Tak lama kemudian gadis itu melenguh. William mendapati tangannya basah
berlumurkan cairan kewanitaan.
Saat akhirnya gadis itu sadar dari kenikmatan sesaat,
ia kembali menatap William dengan penuh kebencian, "Apa…apa yang kau
lakukan?" suaranya yang terengah-engah bertanya.
William tak menjawab, dia malah merespons dengan cara
meraba dada sang gadis perawan.
Putri ini tampak tumbuh lebih cepat dari sebayanya.
Sepasang gumpalan kembar di dada itu terasa kenyal. Tak terlalu besar namun
cukup untuk dinikmati tangan William.
Lagi-lagi gadis itu melenguh nikmat. Namun masih
berusaha menguasai diri, terlebih ketika melihat William tersenyum. Sayangnya,
apalah yang bisa ia perbuat untuk menghadapi ini? Selain menahan jutaan impuls
asing berupa kenikmatan yang baru kali ini ia rasakan. Butuh beberapa menit
hingga gadis itu kembali mencapai orgasmenya.
Puas melihat ekspresi itu, William melepaskan ikatan di
kaki dan tangannya. Namun gadis itu tak melawan. Ia tak bisa melawan. Tubuhnya
lelah setelah menegang dalam kenikmatan puncak selama dua kali berturut-turut.
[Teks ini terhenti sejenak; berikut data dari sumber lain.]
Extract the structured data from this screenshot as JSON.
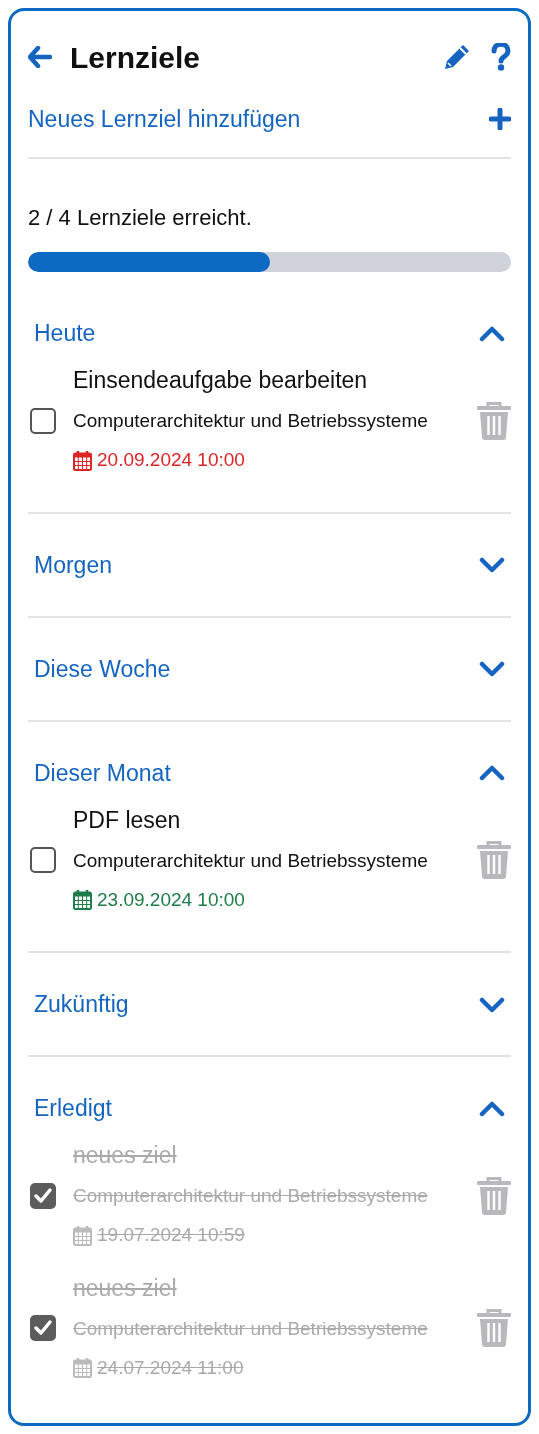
{
  "header": {
    "title": "Lernziele"
  },
  "add_link": "Neues Lernziel hinzufügen",
  "progress": {
    "text": "2 / 4 Lernziele erreicht.",
    "level": 0.5
  },
  "sections": [
    {
      "title": "Heute",
      "expanded": true,
      "goals": [
        {
          "title": "Einsendeaufgabe bearbeiten",
          "course": "Computerarchitektur und Betriebssysteme",
          "date": "20.09.2024 10:00",
          "color": "#dc2626",
          "done": false
        }
      ]
    },
    {
      "title": "Morgen",
      "expanded": false
    },
    {
      "title": "Diese Woche",
      "expanded": false
    },
    {
      "title": "Dieser Monat",
      "expanded": true,
      "goals": [
        {
          "title": "PDF lesen",
          "course": "Computerarchitektur und Betriebssysteme",
          "date": "23.09.2024 10:00",
          "color": "#1e7d4a",
          "done": false
        }
      ]
    },
    {
      "title": "Zukünftig",
      "expanded": false
    },
    {
      "title": "Erledigt",
      "expanded": true,
      "goals": [
        {
          "title": "neues ziel",
          "course": "Computerarchitektur und Betriebssysteme",
          "date": "19.07.2024 10:59",
          "done": true
        },
        {
          "title": "neues ziel",
          "course": "Computerarchitektur und Betriebssysteme",
          "date": "24.07.2024 11:00",
          "done": true
        }
      ]
    }
  ]
}
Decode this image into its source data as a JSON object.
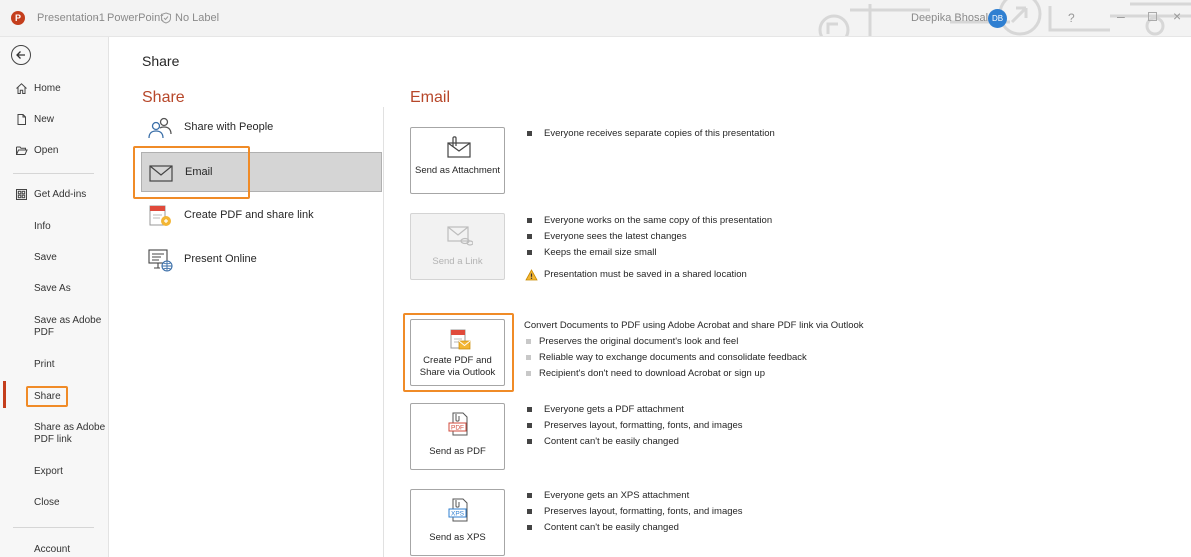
{
  "window": {
    "file_name": "Presentation1",
    "separator": "-",
    "app_name": "PowerPoint",
    "label": "No Label",
    "user_name": "Deepika Bhosale",
    "user_initials": "DB",
    "help_glyph": "?",
    "accent_color": "#c43e1c"
  },
  "nav": {
    "items": [
      {
        "label": "Home",
        "icon": "home-icon"
      },
      {
        "label": "New",
        "icon": "new-document-icon"
      },
      {
        "label": "Open",
        "icon": "folder-open-icon"
      },
      {
        "label": "Get Add-ins",
        "icon": "add-ins-grid-icon"
      },
      {
        "label": "Info"
      },
      {
        "label": "Save"
      },
      {
        "label": "Save As"
      },
      {
        "label": "Save as Adobe PDF"
      },
      {
        "label": "Print"
      },
      {
        "label": "Share"
      },
      {
        "label": "Share as Adobe PDF link"
      },
      {
        "label": "Export"
      },
      {
        "label": "Close"
      },
      {
        "label": "Account"
      }
    ],
    "active": "Share"
  },
  "page": {
    "title": "Share",
    "share_heading": "Share",
    "email_heading": "Email"
  },
  "share_options": [
    {
      "label": "Share with People",
      "icon": "people-icon"
    },
    {
      "label": "Email",
      "icon": "envelope-icon"
    },
    {
      "label": "Create PDF and share link",
      "icon": "pdf-link-icon"
    },
    {
      "label": "Present Online",
      "icon": "present-online-icon"
    }
  ],
  "email_actions": [
    {
      "label": "Send as Attachment",
      "bullets": [
        "Everyone receives separate copies of this presentation"
      ]
    },
    {
      "label": "Send a Link",
      "disabled": true,
      "bullets": [
        "Everyone works on the same copy of this presentation",
        "Everyone sees the latest changes",
        "Keeps the email size small"
      ],
      "warning": "Presentation must be saved in a shared location"
    },
    {
      "label": "Create PDF and Share via Outlook",
      "intro": "Convert Documents to PDF using Adobe Acrobat and share PDF link via Outlook",
      "bullets": [
        "Preserves the original document's look and feel",
        "Reliable way to exchange documents and consolidate feedback",
        "Recipient's don't need to download Acrobat or sign up"
      ]
    },
    {
      "label": "Send as PDF",
      "icon_text": "PDF",
      "bullets": [
        "Everyone gets a PDF attachment",
        "Preserves layout, formatting, fonts, and images",
        "Content can't be easily changed"
      ]
    },
    {
      "label": "Send as XPS",
      "icon_text": "XPS",
      "bullets": [
        "Everyone gets an XPS attachment",
        "Preserves layout, formatting, fonts, and images",
        "Content can't be easily changed"
      ]
    }
  ]
}
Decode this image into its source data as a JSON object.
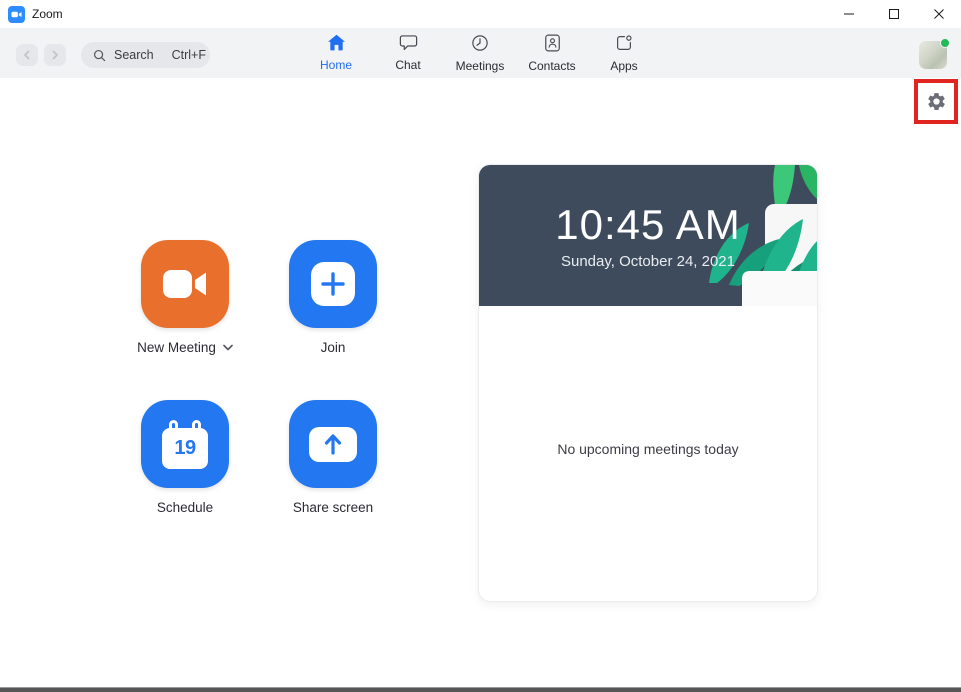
{
  "window": {
    "title": "Zoom",
    "controls": {
      "minimize": "minimize",
      "maximize": "maximize",
      "close": "close"
    }
  },
  "toolbar": {
    "search_placeholder": "Search",
    "search_shortcut": "Ctrl+F",
    "tabs": [
      {
        "label": "Home",
        "active": true
      },
      {
        "label": "Chat",
        "active": false
      },
      {
        "label": "Meetings",
        "active": false
      },
      {
        "label": "Contacts",
        "active": false
      },
      {
        "label": "Apps",
        "active": false
      }
    ],
    "presence_status": "available"
  },
  "annotation": {
    "type": "highlight-rectangle",
    "target": "settings-gear",
    "color": "#e02420"
  },
  "actions": [
    {
      "label": "New Meeting",
      "has_dropdown": true,
      "color": "#e8702c",
      "icon": "video-camera-icon"
    },
    {
      "label": "Join",
      "has_dropdown": false,
      "color": "#2377f1",
      "icon": "plus-icon"
    },
    {
      "label": "Schedule",
      "has_dropdown": false,
      "color": "#2377f1",
      "icon": "calendar-icon",
      "calendar_day": "19"
    },
    {
      "label": "Share screen",
      "has_dropdown": false,
      "color": "#2377f1",
      "icon": "up-arrow-icon"
    }
  ],
  "meetings_panel": {
    "time": "10:45 AM",
    "date": "Sunday, October 24, 2021",
    "empty_message": "No upcoming meetings today"
  },
  "colors": {
    "zoom_blue": "#2377f1",
    "accent_orange": "#e8702c",
    "time_card_bg": "#3d4b5c",
    "toolbar_bg": "#f2f3f5",
    "highlight_red": "#e02420"
  }
}
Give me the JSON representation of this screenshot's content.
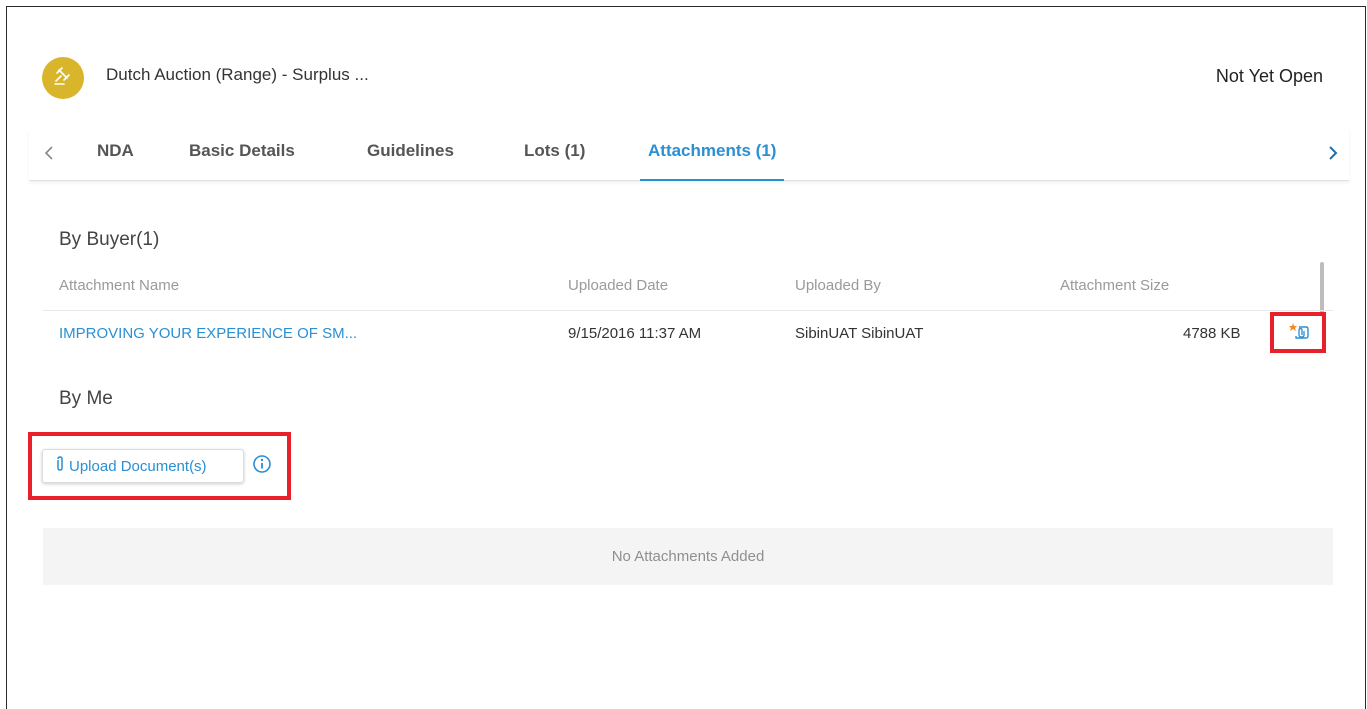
{
  "header": {
    "title": "Dutch Auction (Range) - Surplus ...",
    "status": "Not Yet Open",
    "avatar_icon": "gavel-icon",
    "avatar_color": "#d9b52b"
  },
  "tabs": [
    {
      "label": "NDA",
      "active": false
    },
    {
      "label": "Basic Details",
      "active": false
    },
    {
      "label": "Guidelines",
      "active": false
    },
    {
      "label": "Lots (1)",
      "active": false
    },
    {
      "label": "Attachments (1)",
      "active": true
    }
  ],
  "colors": {
    "accent": "#2a8fd3",
    "highlight": "#e8202a"
  },
  "by_buyer": {
    "title": "By Buyer(1)",
    "columns": [
      "Attachment Name",
      "Uploaded Date",
      "Uploaded By",
      "Attachment Size"
    ],
    "rows": [
      {
        "name": "IMPROVING YOUR EXPERIENCE OF SM...",
        "date": "9/15/2016 11:37 AM",
        "by": "SibinUAT SibinUAT",
        "size": "4788 KB",
        "action_icon": "attachment-action-icon"
      }
    ]
  },
  "by_me": {
    "title": "By Me",
    "upload_label": "Upload Document(s)",
    "upload_icon": "paperclip-icon",
    "info_icon": "info-icon",
    "empty_text": "No Attachments Added"
  }
}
Jadi William duduk di singgasana, memangku gadis itu. Pikirannya bahkan berubah
angkuh, merasa seperti raja. Melihat ruang singgasana yang besar itu ia
berbisik pada gadis di pangkuannya.
"Kau pikir kau adalah yang paling mulia, gadis
kecil?" William menata kata-katanya, "Kau sekarang telanjang dan
ternoda duduk di singgasana ayahmu. Bagaimana rasanya? Coba bayangkan kalau
saat ini semua bangsawan perancis ada di sini dan melihatmu. Apa pikir mereka
saat melihatmu, tuan putri mereka, duduk dipangkuan laki-laki dari Britania
dalam keadaan telanjang."
Kata-kata Perancis itu keluar lagi dari mulut sang
gadis. Namun William mengabaikannya. Ia sudah mengeluarkan batang besar
kebanggannya. Tanpa kesulitan berarti ia posisikan gadis itu untuk duduk di
hadapannya, menempelkan celah kewanitannya pada sang pahlus yang sudah tegang
menantang.
Lubang perawan sungguh sulit untuk ditembus. Lewat satu
sentakan cepat, ia mendorong Sang Putri turun untuk melahap batang
kejantanannya. Tak ayal, jeritan kesakitan terdengar keras hingga menggema di
penjuru ruang singgasana. William tertawa keras seraya melanjutkan kegiatannya.
Dipegangnya pinggul sang Putri, untuk kemudian digerakkan naik turun. Sang
Putri mendesah, melenguh, awalnya kesakitan namun semakin lama berubah menjadi
kenikmatan.
Setiap tusukan membuat sang Putri berteriak nikmat.
Namun William bisa melihat bahwa gadis itu dalam konflik. Perasaan, tubuh,
ekspresi, semua menunjukkan bahwa ia sedang merasa terhina. Ia merasakan
bagaimana tubuh telanjangnya itu, tubuh yang dirawat sejak kecil oleh
orang-orang terbaik di Perancis, dikotori dengan mudahnya. William bisa melihat
kebencian gadis itu padanya, namun ekspresi benci itu tertutupi oleh kenikmatan
yang ia rasakan.
Sempat beberapa kali ia berusaha melompat dari pangkuan
William, atau melepaskan tangan William dari pinggulnya. Namun percuma, gadis
itu tak memiliki kekuatan yang cukup. Hingga akhirnya William mengeluarkan
muatannya ke dalam rahim.
Gadis itu berteriak sekencang-kencangnya, tak terima
akan semburan bibit asing di dalam lubang kewanitannya.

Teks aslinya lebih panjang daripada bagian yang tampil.